Friday, January 7, 2011

Bet Again on AIG? Count Me In.

I lost $2.5 million on AIG stock in 2008. But I still want to be among the first to purchase new shares of the company in the next couple of weeks. That’s when the U.S. Treasury is aiming to sell at least $15 billion of its AIG holdings in the beginning of a series of stock offerings.

Am I crazy? I don’t think so. I believe in AIG because I spent years working with the legendary former CEO Maurice “Hank” Greenberg. I know the strength of the company including its longstanding ties to international markets. Despite all that AIG has gone through, I still think the company has a solid foundation.

Treasury Secretary Timothy Geithner’s recent congressional testimony indicates he also sees value in AIG. “The restructuring,” Geithner told the Congressional Oversight Panel for TARP, “will accelerate the government’s exit on terms that are likely to lead to an overall profit on the government’s support for AIG, including the value of Treasury’s interests in AIG held outside of TARP.”

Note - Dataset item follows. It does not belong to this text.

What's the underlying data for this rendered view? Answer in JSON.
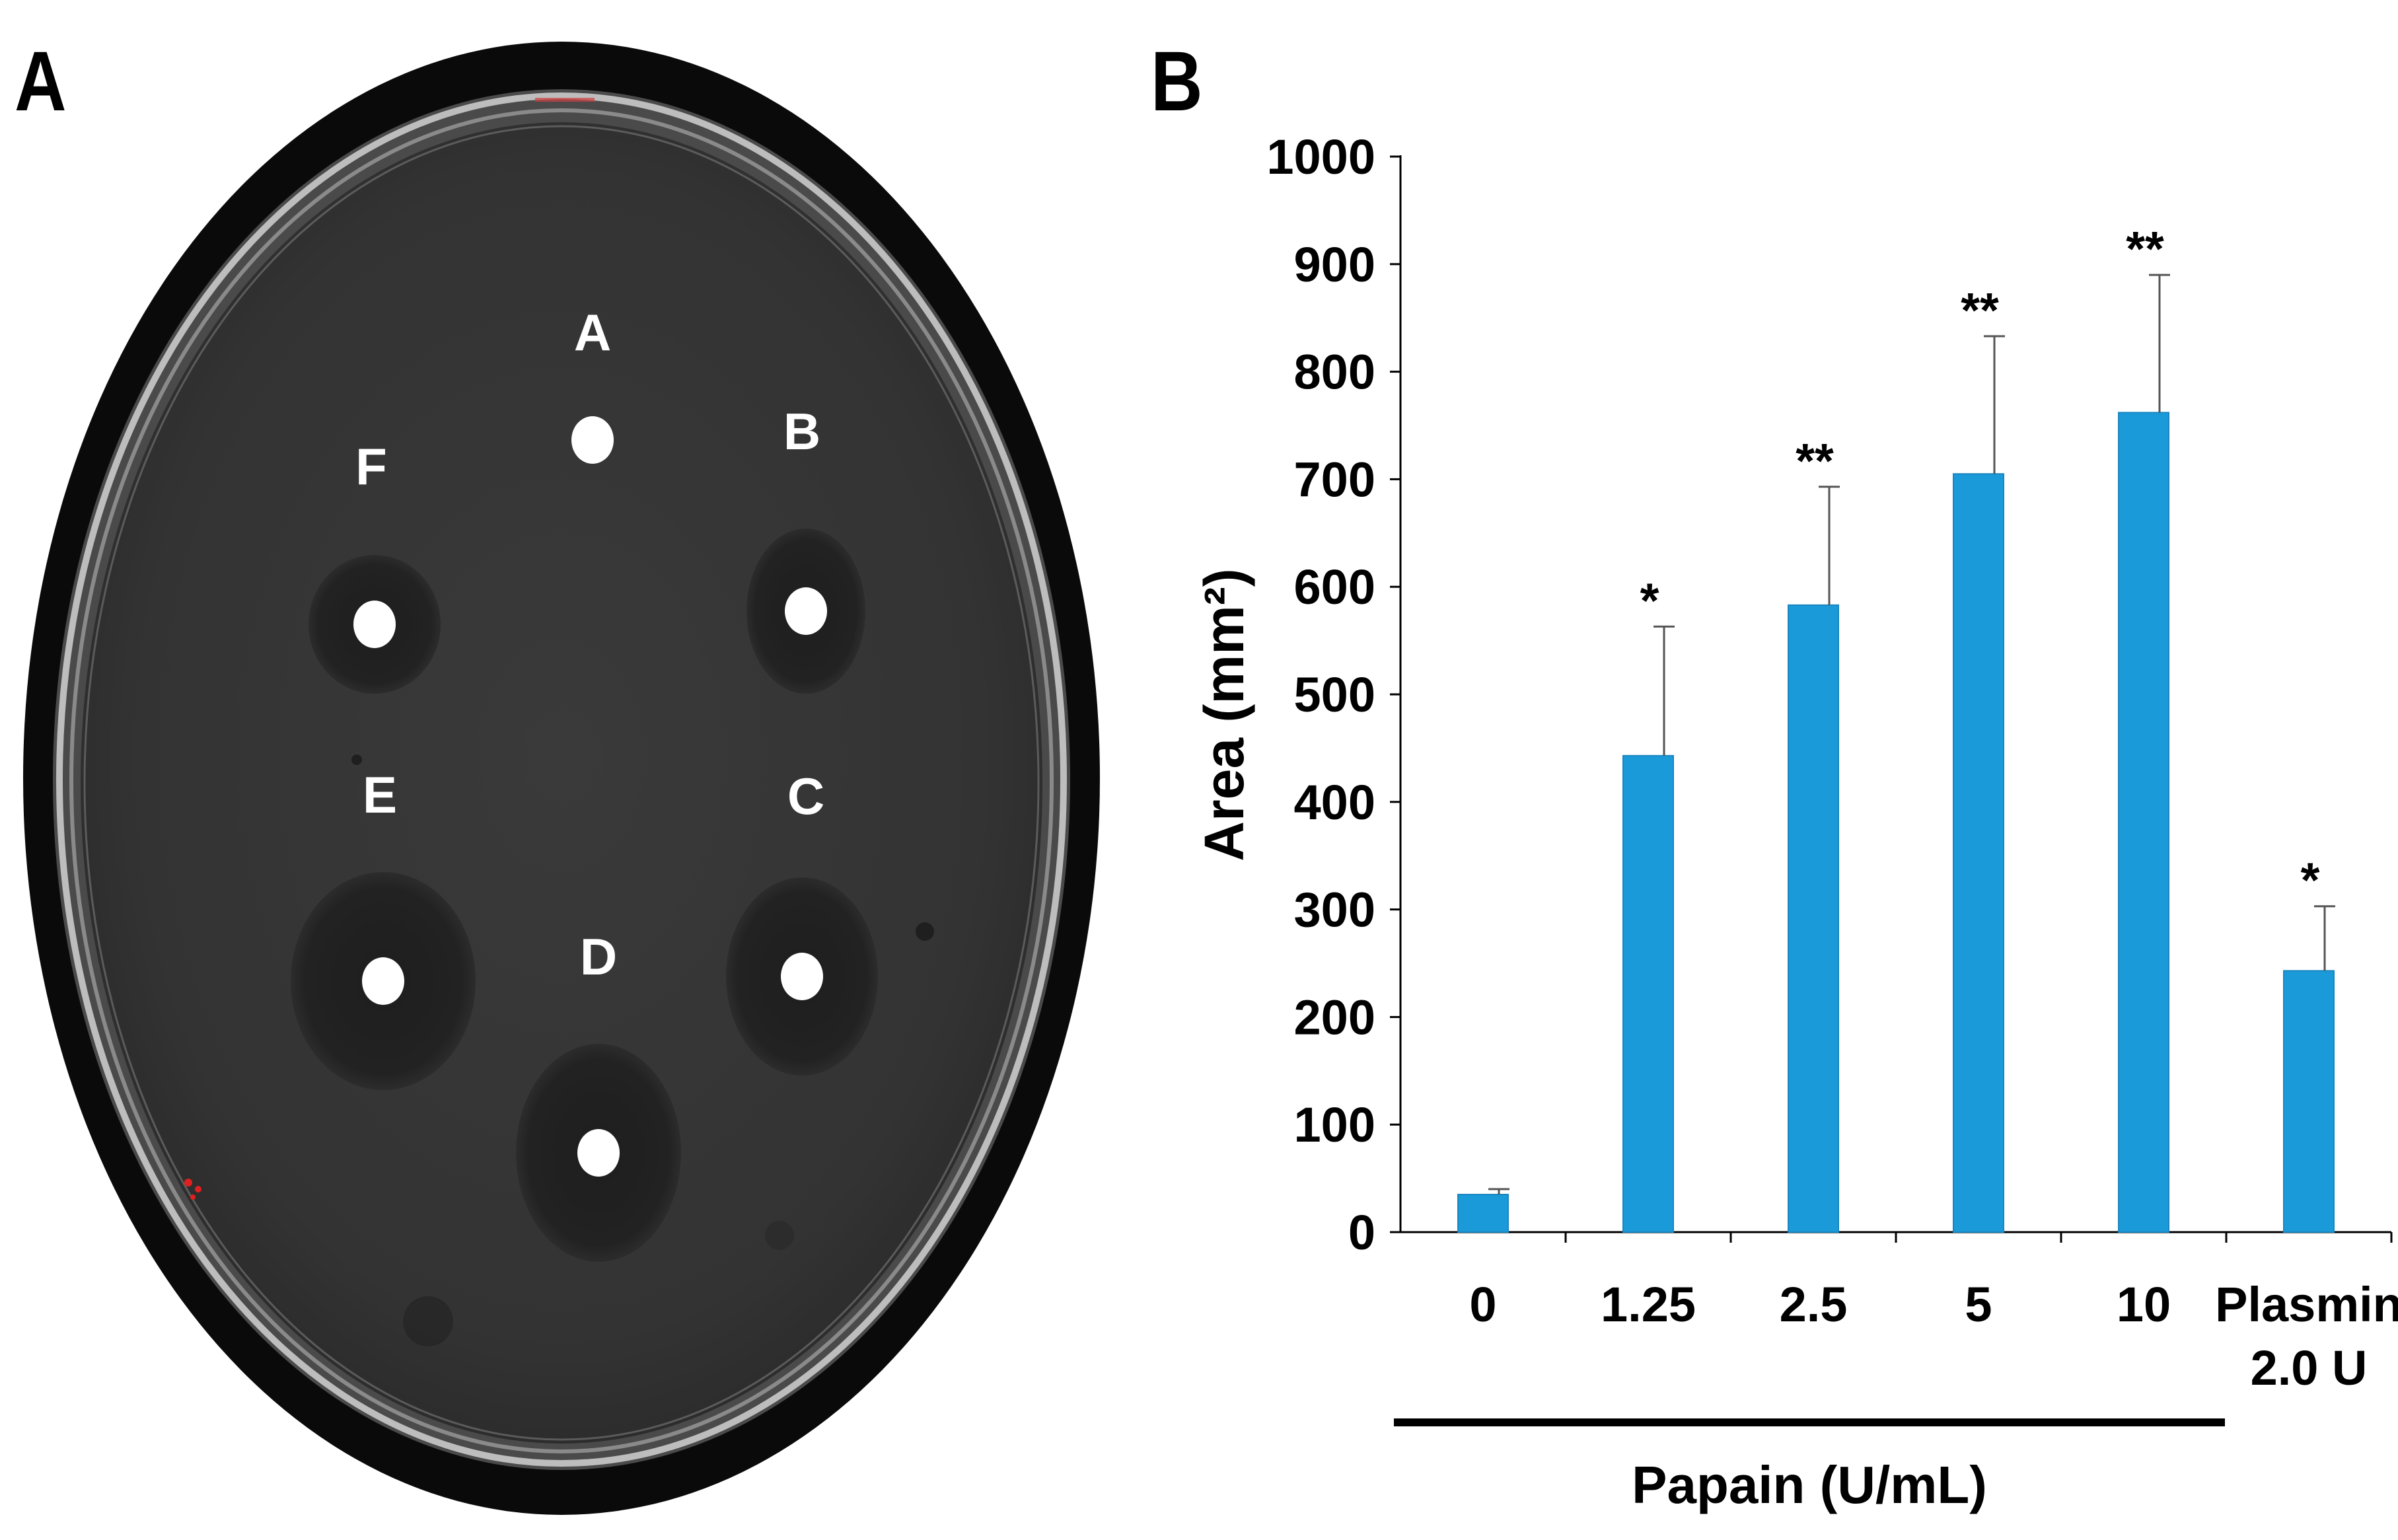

That’s right, Geithner said the U.S. taxpayer will likely make a profit from the AIG bailout.

On the other hand, the Congressional Budget Office still estimates that the AIG bailout under TARP will cost the Treasury about $14 billion. Still, this is down about 50 percent from its earlier estimates.

It is a far cry from the headlines of the past years. AIG is “Wall Street's biggest basket case,” was typical. The federal bailout eventually reached $185 billion. But that’s still peanuts compared to the damage that AIG’s failure could have been caused on both Wall Street and Main Street. It had excelled at insuring corporate risks, conducting complex financial transactions, and investing in stocks, bonds and industries around the world while at the same time providing consumers with life and car insurance as well as investment products.

Yet most financial experts disagreed with the bailout. For example, The Wall Street Journal, fueling the tea partiers and conspiracy-thinkers, wrote in March 2009: “AIG now stands as a monument to the folly of regulatory panic.”

But the Journal recently offered an update, reporting that AIG was “one of the market’s top performers in 2010.” It had a “nearly 97 percent gain” last year.”

Before I get too carried away gloating about this turnaround, let me unequivocally state that no one wants or should ever expect a federal government bailout. Greenberg even said that his baby should go bankrupt because that could have offered a clearer path to recovery.

But the bailout was the right thing to do at the time—and I said so then.

I even insisted that the controversial bonuses were worth it. They helped retain the expertise needed to unwind the complex financial products that got AIG into such dire trouble. While other financial experts could have been found, by the time they familiarized themselves with the specific deals, billions more could have been lost. These bonuses were also contractual obligations, and lawsuits could have resulted if they were not paid.

Right now, I have faith in AIG. I know its history of creating unique insurance products for people and institutions that no one else wanted to insure. It started with the founder Cornelius Vander Starr, when he established an insurance agency in China. Starr was the first and only Westerner to sell insurance to the Chinese. AIG had this market to itself until the Communists took power in 1949.

Greenberg re-opened China for AIG in the ‘70s. In addition, he pushed the company to specialize in products like offering kidnapping insurance in unstable countries.

Today, AIG has a good strategy. It has restructured, with two core businesses—Chartis, its property and casualty arm, and SunAmerica, the domestic life company also supplying retirement products. Chartis remains the largest property/casualty insurer in the world.

The markets recognize this turnaround. In November, AIG held its first bond offering since the crisis and raised $2 billion. More recently, a consortium of banks granted AIG a $3 billion credit line, replacing the government credit line.

So when the AIG shares go on the block, I will be there. Even with the pain of losing hundreds of thousands of dollars still fresh in my mind.